Association between frailty and the inflammation indices was not stronger than with IL-6 alone. One explanation is that IL-6 plays a critical role in the development of frailty. Alternatively, as suggested by , inflammation may participate in the genesis of frailty through multiple mechanisms that cannot be represented by a single index. It should be pointed out that our study is not powered to distinguish specific inflammatory regulation effects on frailty. Fewer than 100 participants were considered frail, and the prevalence of ADL disability was low.
Our analysis has appreciable data missing. The analysis of persons with complete biomediator information preferentially loses older individuals, and complete mobility and frailty analysis, individuals with higher biomarker values. Both lose individuals who may differ from those analyzed in ways the data cannot inform. We stand behind complete-case analysis for the analysis of the inflammatory construct because its findings were not sensitive to age adjustment and most individuals excluded for missing biomediator measures did not have valid measurements on any biomediator. Our analyses of mobility and frailty are valid, assuming that outcomes are missing in ways that may depend on inflammatory or control variable status but not on mobility or frailty given these other characteristics.48
This assumption may not hold. Because inflammation tended to be elevated among those lost from the functioning subsamples, we regard it more likely that our findings have been diluted than that spurious findings have been generated.
We derived inflammation indices via PCA and handled extreme values in biomarker variables via truncation, seeking to employ strategies easily replicable by other investigators. Structural equations analyses would more effectively account for errors in measuring inflammatory dimensions than PCA, thus the simplification to PCA stands to be conservative. Factor and PC analyses were not sensitive to truncation of outlying values versus utilizing raw values. In summary, we do not believe that methodological simplification has qualitatively distorted our findings.

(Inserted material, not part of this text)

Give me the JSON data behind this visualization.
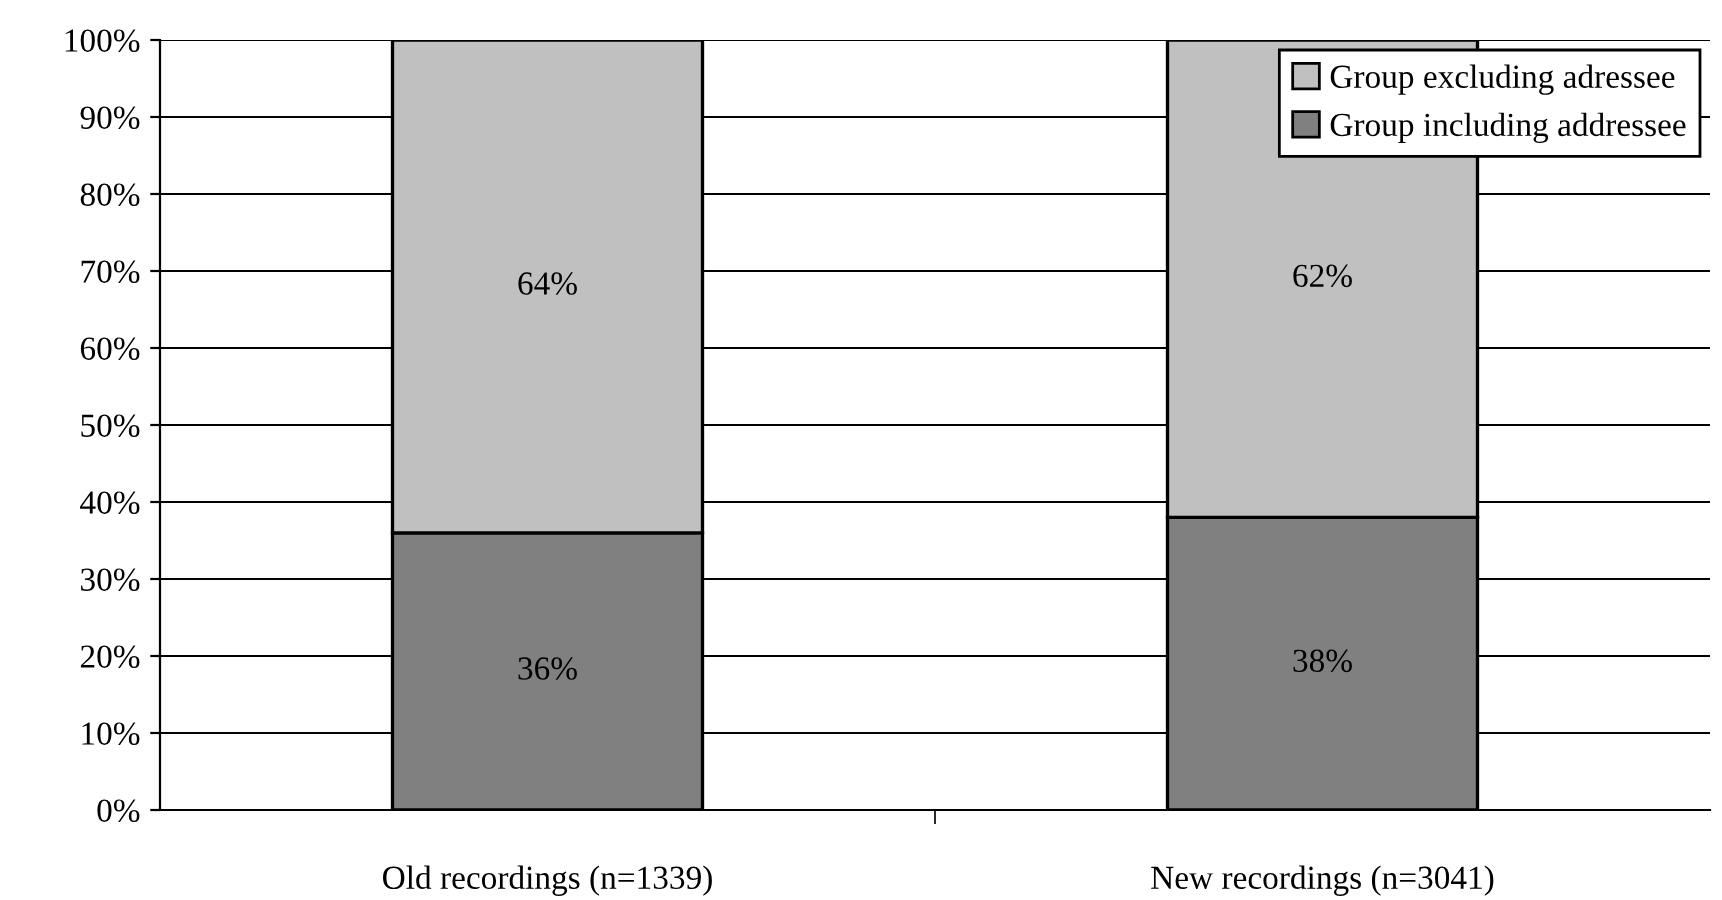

This initial work aimed to create biomarker indices that can capture multiple aspects of inflammation. It indicates that this line of research should be fully pursued. Our finding should be confirmed in a larger population that includes substantial numbers of frail and disabled persons. The best biomediators to be included in global indices should be selected over a larger range of markers. A huge number of proteins could be considered using microarray or multiple beads methods, but this technology still shows low sensitivity and questionable reliability. Thus, short of relevant advancements, we believe the selection of markers should continue to be biologically motivated. Study of the biomediators' utility for longitudinal prediction of frailty outcomes should also be pursued; the InCHIANTI study will provide ideal data to this end when the longitudinal frailty outcomes have been adjudicated. The line of investigation we have pursued is crucial to a better and more specific understanding of the biology that underlies the human inflammatory response and ultimately promises to help identify older persons at high risk for adverse outcomes, identify potential treatments, and, perhaps, test treatment effects.